On Thu, Jan 25, 2018 at 1:41 PM, Julian Foad <julianfoad_at_apache.org> wrote:
> Branko Čibej wrote:
>>
>> On 24.01.2018 22:32, Julian Foad wrote:
>>>
>>> When 'svn patch' applies an 'add file' patch onto a WC path whose
>>> local schedule is 'delete', it changes the schedule to 'replace'.
>>> [...]
>>> stsp and I discussed on IRC (
>>> http://colabti.org/irclogger/irclogger_log/svn-dev?date=2017-12-15#l19
>>> ) and agreed that this is not what users would generally want or expect.
>>>
>>> I propose to make 'patch' always generate a 'modified' (or unmodified)

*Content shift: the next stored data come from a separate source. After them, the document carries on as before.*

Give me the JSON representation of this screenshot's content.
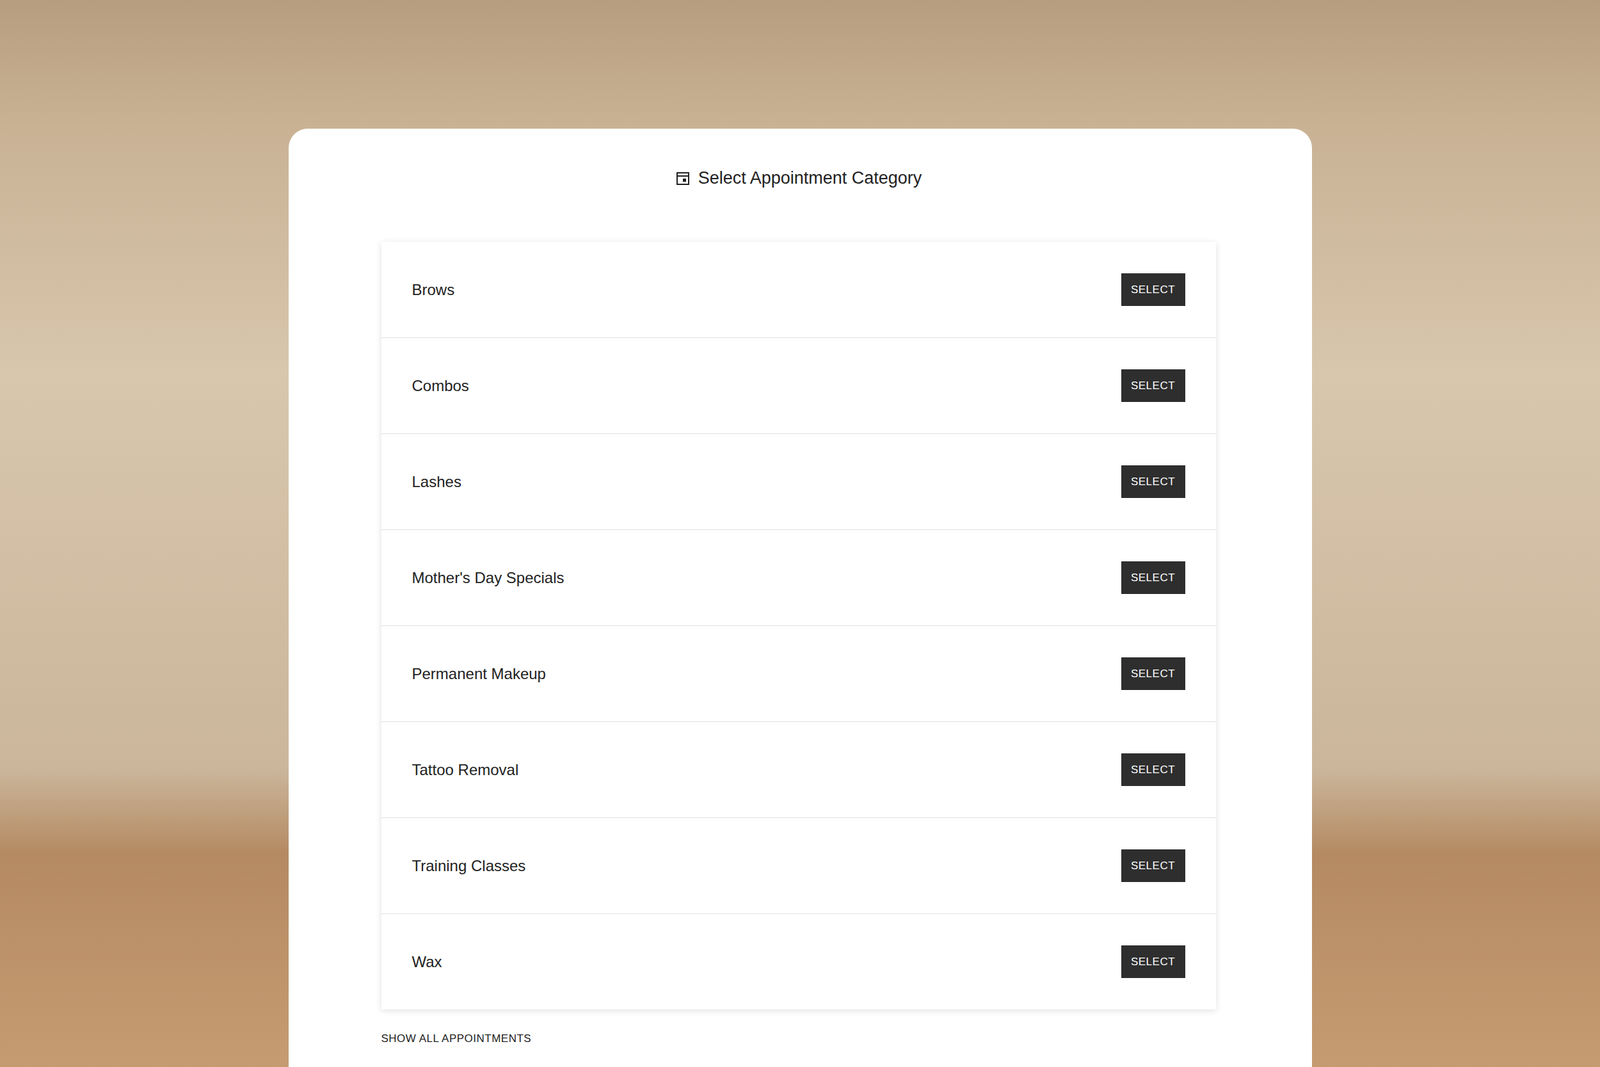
{
  "page": {
    "title": "Select Appointment Category"
  },
  "categories": [
    {
      "label": "Brows",
      "button": "SELECT"
    },
    {
      "label": "Combos",
      "button": "SELECT"
    },
    {
      "label": "Lashes",
      "button": "SELECT"
    },
    {
      "label": "Mother's Day Specials",
      "button": "SELECT"
    },
    {
      "label": "Permanent Makeup",
      "button": "SELECT"
    },
    {
      "label": "Tattoo Removal",
      "button": "SELECT"
    },
    {
      "label": "Training Classes",
      "button": "SELECT"
    },
    {
      "label": "Wax",
      "button": "SELECT"
    }
  ],
  "footer": {
    "link": "SHOW ALL APPOINTMENTS"
  }
}
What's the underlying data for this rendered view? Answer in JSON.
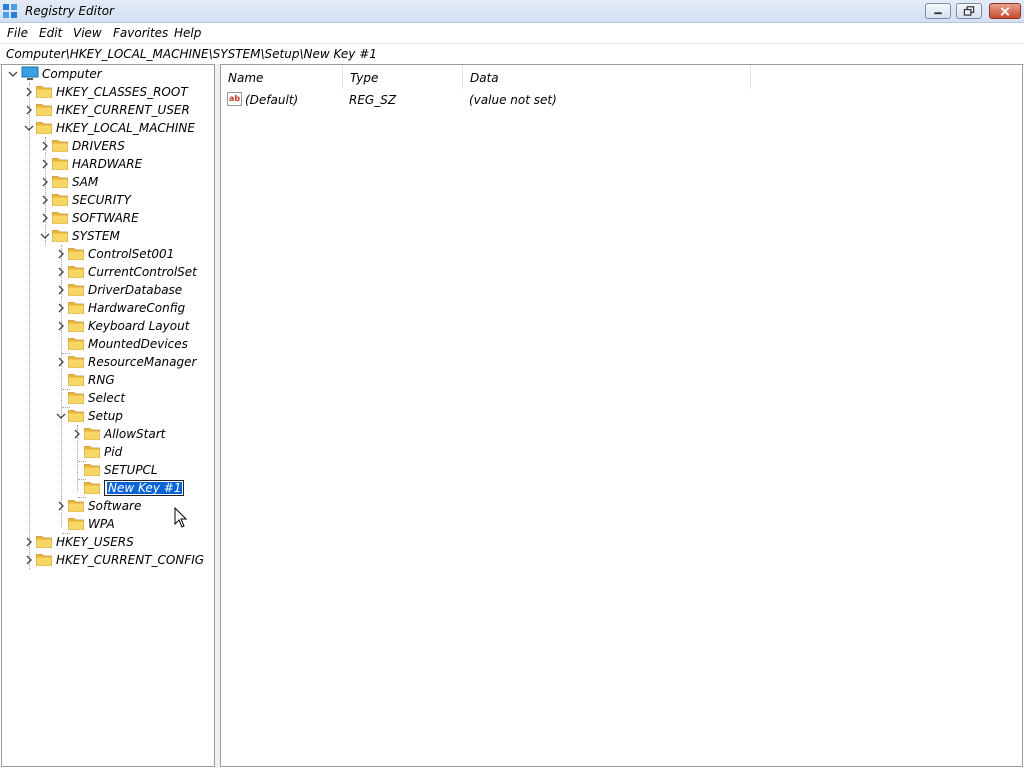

>>> schedule when it applies an 'add file' diff (or reverse-applies a
>>> 'delete file' diff) onto a schedule 'deleted' working copy file.
>>> [...]
>>
>>
>> Why is this not what users would expect? "Delete" + "add" has always
>> been "replace" in Subversion. The only other reasonable option I can
>> think of would be to generate a delete/add tree conflict and let the
>> user decide what to do about it. Silently undoing an "svn rm" in the
>> working copy is exactly what I would _not_ expect. Both 'svn rm' and
>> 'svn patch' are explicit user operations and we can't just assume that
>> one or the other were mistakes.
>
>
> I'm not assuming anything was a mistake.
>
> Stefan commented in the IRC chat, "replacements are causing more grief than
> good in general, especially if they happen by accident. i've seen people
> block replacements in pre-commit hooks entirely so if we're given a choice
> between having the default behaviour be replacement or modification, then
> i'd always argue for modification by default. note also that many other vcs
> don't have a replacement concept unless the node kind has changed and nobody
> complains about that."
>
> The theoretical rationale is this. The patch format does not carry ancestry
> information, not even implicitly. Whether a pair of patch operations should
> cause a break in Subversion ancestry is a completely free choice for
> Subversion to make.
>
> 'svn delete' and 'svn add' are explicit *Subversion* operations which carry
> implications about ancestry (and after a local delete the user is free to
> choose "svn revert" instead of "svn add" to get the other result). The 'add'
> and 'delete' operations in a patch file are not and do not.
>
> Formally, yes, it would be nice to offer both outcomes. However, raising a
> conflict without having a nice framework for setting up an automatic
> conflict handling policy is just another barrier to users.
+1 for not producing replacements by default. Intentional replacements
are extremely rare compared to wanting to keep the ancestry intact.
This makes me think of these old issues:
https://issues.apache.org/jira/browse/SVN-3429 ("svn mv A B; svn mv B
A" generates replace without history)
https://issues.apache.org/jira/browse/SVN-4302 (move and move back
breaks nested moves)
I'm glad I don't have to deal with those unintended replacements anymore.